Isobel Gunn (parfois orthographié Isabel, alias Isabella Gunn, John Fubbister et Mary Fubbister), manœuvre (née le 10 août 1780 à Tankerness, en Écosse; décédée le 7 novembre 1861 à Stromness, en Écosse). Au 19e siècle, Isobel Gunn se déguise en homme pour pouvoir travailler pour la Compagnie de la Baie d’Hudson. Elle se rend à la Terre de Rupert (territoire aujourd’hui incorporé au Canada) pour travailler dans le commerce des fourrures. C’est selon toute vraisemblance la première femme européenne dans l’ouest du Canada.
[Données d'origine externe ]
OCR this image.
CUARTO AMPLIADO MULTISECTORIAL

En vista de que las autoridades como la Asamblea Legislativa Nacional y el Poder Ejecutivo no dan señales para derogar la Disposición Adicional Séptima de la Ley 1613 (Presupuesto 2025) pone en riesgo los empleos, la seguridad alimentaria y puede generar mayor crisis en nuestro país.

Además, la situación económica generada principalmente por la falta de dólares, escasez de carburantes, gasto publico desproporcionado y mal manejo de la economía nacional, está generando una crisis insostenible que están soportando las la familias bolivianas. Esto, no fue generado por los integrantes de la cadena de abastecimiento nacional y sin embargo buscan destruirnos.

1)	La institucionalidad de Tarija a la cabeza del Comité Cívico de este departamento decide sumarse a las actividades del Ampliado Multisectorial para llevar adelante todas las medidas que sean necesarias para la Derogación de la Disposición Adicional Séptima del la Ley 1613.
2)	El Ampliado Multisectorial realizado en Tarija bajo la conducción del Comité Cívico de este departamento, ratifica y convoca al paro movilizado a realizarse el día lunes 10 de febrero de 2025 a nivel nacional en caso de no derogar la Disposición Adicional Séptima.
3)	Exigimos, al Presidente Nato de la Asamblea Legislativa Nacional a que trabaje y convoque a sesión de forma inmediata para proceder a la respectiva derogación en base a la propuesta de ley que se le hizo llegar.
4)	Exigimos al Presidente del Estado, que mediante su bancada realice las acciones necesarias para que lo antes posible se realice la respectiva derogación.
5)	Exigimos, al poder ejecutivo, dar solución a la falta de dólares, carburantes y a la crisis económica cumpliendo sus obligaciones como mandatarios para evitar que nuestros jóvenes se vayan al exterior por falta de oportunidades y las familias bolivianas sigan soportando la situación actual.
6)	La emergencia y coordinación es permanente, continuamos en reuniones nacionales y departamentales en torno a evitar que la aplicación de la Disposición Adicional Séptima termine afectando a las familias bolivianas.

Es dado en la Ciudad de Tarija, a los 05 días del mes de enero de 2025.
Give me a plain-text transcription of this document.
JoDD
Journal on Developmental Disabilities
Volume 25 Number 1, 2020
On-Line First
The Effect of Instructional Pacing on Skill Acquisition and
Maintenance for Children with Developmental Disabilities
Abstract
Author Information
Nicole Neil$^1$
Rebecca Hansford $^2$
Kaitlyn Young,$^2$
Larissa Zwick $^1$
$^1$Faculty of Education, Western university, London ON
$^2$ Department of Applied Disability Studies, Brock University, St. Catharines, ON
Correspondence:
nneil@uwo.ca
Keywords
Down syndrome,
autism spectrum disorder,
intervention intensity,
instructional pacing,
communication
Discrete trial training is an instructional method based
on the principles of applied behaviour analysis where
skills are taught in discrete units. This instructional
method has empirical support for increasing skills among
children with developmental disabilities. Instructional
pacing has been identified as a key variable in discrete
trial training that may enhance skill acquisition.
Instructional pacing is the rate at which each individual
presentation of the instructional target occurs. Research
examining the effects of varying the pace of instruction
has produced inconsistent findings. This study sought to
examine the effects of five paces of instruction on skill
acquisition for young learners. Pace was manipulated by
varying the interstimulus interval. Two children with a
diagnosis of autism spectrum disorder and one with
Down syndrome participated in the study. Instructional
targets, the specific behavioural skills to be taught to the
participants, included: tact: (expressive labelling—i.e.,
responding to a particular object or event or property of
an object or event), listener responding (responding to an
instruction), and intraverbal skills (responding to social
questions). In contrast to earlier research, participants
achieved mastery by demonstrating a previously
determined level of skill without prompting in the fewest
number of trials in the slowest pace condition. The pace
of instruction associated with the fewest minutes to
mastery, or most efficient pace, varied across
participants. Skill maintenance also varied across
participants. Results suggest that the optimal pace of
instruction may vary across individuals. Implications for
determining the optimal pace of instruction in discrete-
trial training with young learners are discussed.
Contrat avec la Compagnie de la Baie d’Hudson

Isobel Gunn voit le jour en août 1780 ou 1781 dans les Orcades, un archipel situé au large de la côte nord de l’Écosse. À l’époque, la Compagnie de la Baie d’Hudson (CBH) est engagée dans le lucratif commerce des fourrures sur la Terre de Rupert , un territoire qui fait aujourd’hui partie du Canada. La CBH recrute régulièrement des ouvriers des Orcades , réputés pour leur ardeur au travail et leur capacité à endurer les conditions rigoureuses du commerce de la fourrure au Canada sauvage.

Isobel Gunn souhaite travailler pour la CBH, pour des raisons qui nous sont inconnues. Selon certaines versions de son histoire, elle aurait suivi un amoureux de l’autre côté de l’Atlantique, tandis que d’autres suggèrent plutôt qu’elle aurait été inspirée par l’expérience de travail de son frère au sein de la CBH. Selon une autre théorie encore, le salaire versé aux manœuvres de la CBH est à l’époque plus attrayant que les conditions de vie et les ressources financières des femmes qui travaillent dans les Orcades. Toutefois, la CBH n’embauche pas de femmes européennes en raison de la nature du travail, ainsi que des attentes sexospécifiques de la société de l’époque. Des règles strictes interdisent la présence de femmes à bord des navires de la CBH.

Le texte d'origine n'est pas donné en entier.